In our Market Monday insights, Prosperity Investment Management examines the latest developments across the globe's biggest financial markets - providing you with all the latest information you need to know.
US stocks notch largest weekly gains in two months
US stocks notched their largest weekly gains in two months as economic indicators showing easing inflation become increasingly apparent to the Federal Reserve.
Wall Street’s blue-chip S&P 500 rose 0.4% on Friday, taking the weekly growth to 2.7%. The Nasdaq Composite climbed 0.7%, taking gains over the past five sessions to 4.8%.
The indices had their largest weekly advances since mid-November, and notched back-to-back weekly gains following four weeks of consecutive losses across the board.
The week’s price rally was driven by data that showed annual US inflation had declined for the sixth consecutive month to 6.5%, the lowest consumer price index reading in more than a year.
Although investors are weighing the medium-term outlook for the sector against debate about a potential entry into recession later this year, lenders have briefly benefited from the Federal Reserve’s aggressive campaign to raise interest rates as it combats inflation.
US inflation falls to lowest in more than a year
US inflation was 6.5% over the 12 months to the end of December, down from 7.1% in November, the US Labor Department said.
That was the smallest increase in more than a year, and marked the sixth month in a row that the pace dropped.
Some items saw outright price falls in December compared with November.
Overall, prices slipped 0.1% over the month, driven by the observed fall in petrol prices across the nation.
Authorities in the US have been fighting to stabilise prices, which took off in 2021 as the economy roared back to life after pandemic lockdowns and companies facing shortages and rising costs hiked prices to unexpected heights.
However this new economic situation is being closely watched, as the slowdown from higher rates also risks tipping the world's largest economy into a recession.
UK economy defies expectations with unexpected November growth
The latest published data for the UK economy shows an expansion of 0.1% across the month of November, helped by demand for services in the tech sector in spite of households being squeezed by rising prices.
The Office for National Statistics (ONS) said pubs and restaurants also shared a boost in growth with the addition of the World Cup in November.
Although the November reading of gross domestic product was much better than anticipated, the overall picture still suggests the economy is currently stagnating as food and energy bills go up and people cut back as a result.
Economists have suggested that the latest data makes it less clear whether the UK will have entered a recession at the end of last year.

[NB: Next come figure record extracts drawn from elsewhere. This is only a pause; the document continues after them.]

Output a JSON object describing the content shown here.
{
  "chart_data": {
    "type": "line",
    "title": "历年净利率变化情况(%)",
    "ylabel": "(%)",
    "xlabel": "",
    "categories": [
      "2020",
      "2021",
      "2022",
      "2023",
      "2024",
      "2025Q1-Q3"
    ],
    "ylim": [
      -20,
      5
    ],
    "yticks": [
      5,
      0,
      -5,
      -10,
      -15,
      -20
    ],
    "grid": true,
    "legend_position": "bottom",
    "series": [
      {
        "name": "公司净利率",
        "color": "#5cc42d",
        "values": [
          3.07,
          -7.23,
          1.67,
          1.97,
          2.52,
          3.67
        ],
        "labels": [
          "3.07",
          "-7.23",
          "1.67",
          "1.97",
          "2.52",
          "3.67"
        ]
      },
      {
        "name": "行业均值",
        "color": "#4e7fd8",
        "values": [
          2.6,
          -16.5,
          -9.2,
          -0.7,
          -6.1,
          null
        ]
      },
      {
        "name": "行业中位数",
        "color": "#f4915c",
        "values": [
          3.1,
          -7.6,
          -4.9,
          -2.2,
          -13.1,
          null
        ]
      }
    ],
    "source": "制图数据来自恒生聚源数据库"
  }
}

Sri Lanka's central bank urges China and India to reduce its debts:
The crisis-hit Indian Ocean state defaulted on its debt repayments and has looked to negotiate a $2.9bn (£2.4bn) bailout deal.
But the International Monetary Fund will not release the cash until China and India first agree to reduce Sri Lanka's billions of dollars of debt.
The economic turmoil sparked mass protests last year, which resulted in the former president fleeing the country in July.
The World Bank estimates that Sri Lanka's economy shrank by 9.2% in 2022 and that it will contract by a further 4.2% this year.
Beijing's lending to Sri Lanka stands at around $7bn while India is owed around $1bn.
The Sri Lankan government had initially hoped to agree a new payment plan with China and India by the end of 2022.